DİYARBAKIR- Gaziantep`te başörtülü bir öğrencinin darp edilmesi olayına tepkiler gün gittikçe artıyor. Mazlum Der Diyarbakır Şubesi yöneticilerinden Cihan Ülsen ajansımıza özel olarak verdiği demecinde, Gaziantep Türktepe İlköğretim Okulu öğrencisi Sedanur Ağsu adlı öğrencinin okul müdürü tarafından kışkırtıldıkları iddia edilen bir grup erkek öğrenci tarafından darp edilmesi olayına sert tepki göstererek olayı kınadı.
Linç Girişimini Asla Kabul Etmiyoruz
Cihan Ülsen, bu linç girişimini kabul etmelerinin imkansız olduğunu söyleyerek, bunun hem eğitim öğretim hakkına saldırı, hem de öğrencinin yaşam hakkının ciddi bir şekilde ihlal eden bir davranış olduğuna işaret etti.
Uygulama Yasal Mevzuata Aykırıdır
Ülsen, bu uygulamanın hem Uluslararası Çocuk haklarına aykırı hem de yasal mevzuata ki yönetmeliklere aykırı bir uygulama olduğunu belirterek şöyle devam etti: "Tabi bunlarla ilgili özellikle Gaziantep özelliğinde bu tür olayların yoğunlaşmasını dikkatle takip ediyoruz.
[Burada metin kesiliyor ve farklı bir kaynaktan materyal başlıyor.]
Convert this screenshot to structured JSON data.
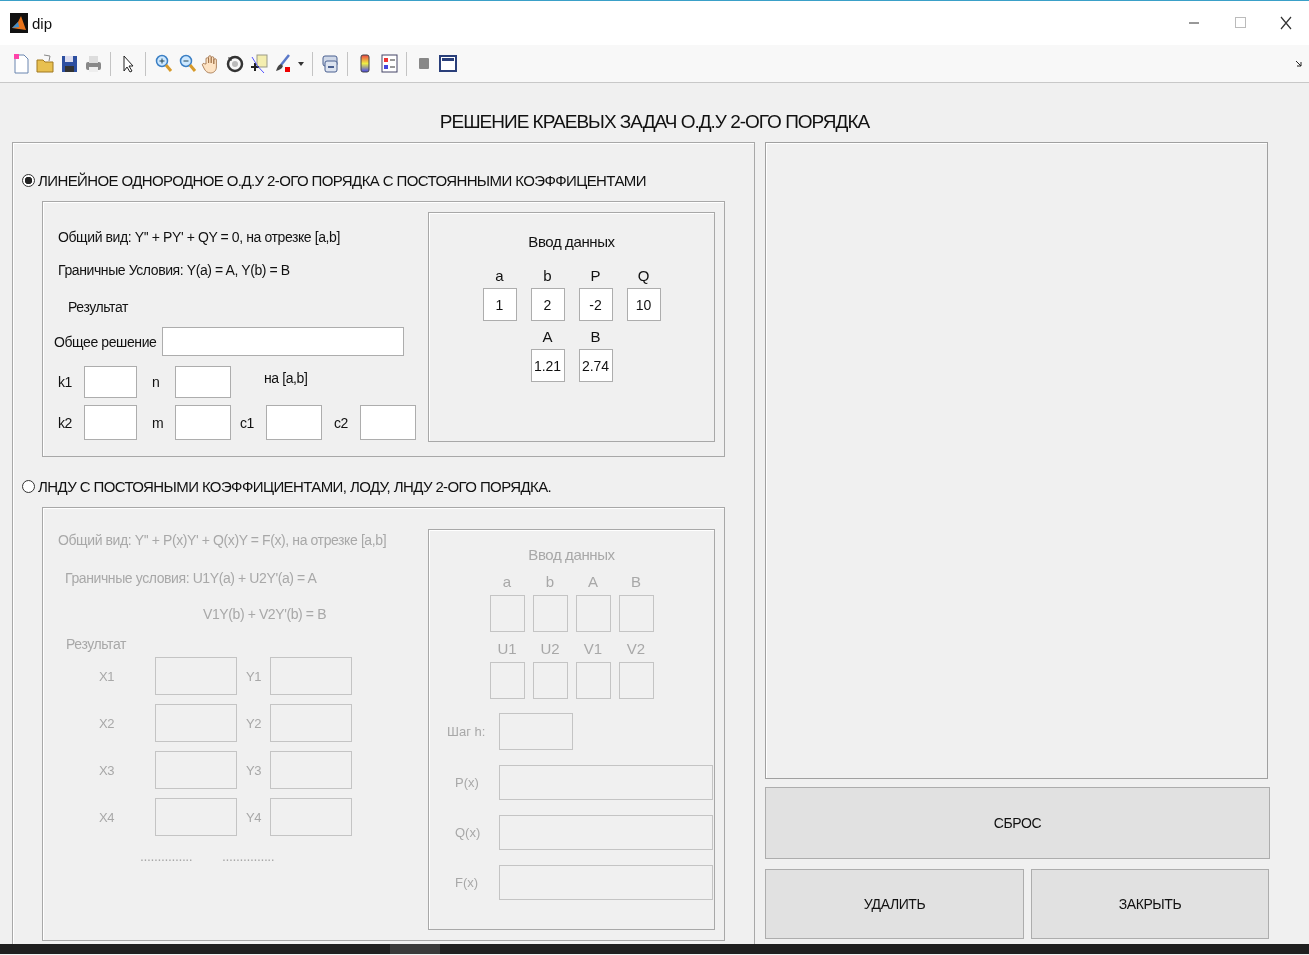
{
  "window": {
    "title": "dip"
  },
  "heading": "РЕШЕНИЕ КРАЕВЫХ ЗАДАЧ О.Д.У 2-ОГО ПОРЯДКА",
  "sections": [
    {
      "kind": "homogeneous",
      "label": "ЛИНЕЙНОЕ ОДНОРОДНОЕ О.Д.У 2-ОГО ПОРЯДКА С ПОСТОЯННЫМИ КОЭФФИЦЕНТАМИ",
      "selected": true,
      "disabled": false,
      "lines": [
        "Общий вид: Y'' + PY' + QY = 0, на отрезке [a,b]",
        "Граничные Условия: Y(a) = A, Y(b) = B"
      ],
      "result_label": "Результат",
      "general_solution": {
        "label": "Общее решение"
      },
      "field_rows": [
        [
          {
            "label": "k1"
          },
          {
            "label": "n"
          }
        ],
        [
          {
            "label": "k2"
          },
          {
            "label": "m"
          },
          {
            "label": "c1"
          },
          {
            "label": "c2"
          }
        ]
      ],
      "interval_note": "на [a,b]",
      "input": {
        "title": "Ввод данных",
        "rows": [
          [
            {
              "label": "a",
              "value": "1"
            },
            {
              "label": "b",
              "value": "2"
            },
            {
              "label": "P",
              "value": "-2"
            },
            {
              "label": "Q",
              "value": "10"
            }
          ],
          [
            "",
            {
              "label": "A",
              "value": "1.21"
            },
            {
              "label": "B",
              "value": "2.74"
            }
          ]
        ]
      }
    },
    {
      "kind": "nonhomogeneous",
      "label": "ЛНДУ С ПОСТОЯНЫМИ КОЭФФИЦИЕНТАМИ, ЛОДУ, ЛНДУ 2-ОГО ПОРЯДКА.",
      "selected": false,
      "disabled": true,
      "lines": [
        "Общий вид: Y'' + P(x)Y' + Q(x)Y = F(x), на отрезке [a,b]",
        "Граничные условия: U1Y(a) + U2Y'(a) = A",
        "V1Y(b) + V2Y'(b) = B"
      ],
      "result_label": "Результат",
      "result_rows": [
        {
          "x_label": "X1",
          "y_label": "Y1"
        },
        {
          "x_label": "X2",
          "y_label": "Y2"
        },
        {
          "x_label": "X3",
          "y_label": "Y3"
        },
        {
          "x_label": "X4",
          "y_label": "Y4"
        }
      ],
      "ellipses": [
        "...............",
        "..............."
      ],
      "input": {
        "title": "Ввод данных",
        "rows": [
          [
            {
              "label": "a"
            },
            {
              "label": "b"
            },
            {
              "label": "A"
            },
            {
              "label": "B"
            }
          ],
          [
            {
              "label": "U1"
            },
            {
              "label": "U2"
            },
            {
              "label": "V1"
            },
            {
              "label": "V2"
            }
          ]
        ],
        "step": {
          "label": "Шаг h:"
        },
        "functions": [
          {
            "label": "P(x)"
          },
          {
            "label": "Q(x)"
          },
          {
            "label": "F(x)"
          }
        ]
      }
    }
  ],
  "buttons": [
    {
      "label": "СБРОС"
    },
    {
      "label": "УДАЛИТЬ"
    },
    {
      "label": "ЗАКРЫТЬ"
    }
  ]
}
Bunun vahim bir olay olduğunu düşünüyoruz. Çünkü yalnızca bu olay değil bundan önce de çeşitli kereler Gaziantep`te bu tür olaylar yaşandı. Bunları tasvip etmiyoruz ama galiba bu konuda yeterli bir soruşturmada açılmıyor. Hem İl Milli Eğitim Müdürü olsun hem de hükümet tarafından bunun acil bir şekilde ortaya çıkarılması lazım. Bir de çocuğumuzun darp edildiği ondan sonra tehdit edildiği hatta hakaretlere maruz kaldığı da hem görgü tanıkları hem de almış olduğu darp raporlarıyla da sabittir. Burada açık ve aleni bir şekilde eğitim ve öğretimin engellenmesi işlenmektedir."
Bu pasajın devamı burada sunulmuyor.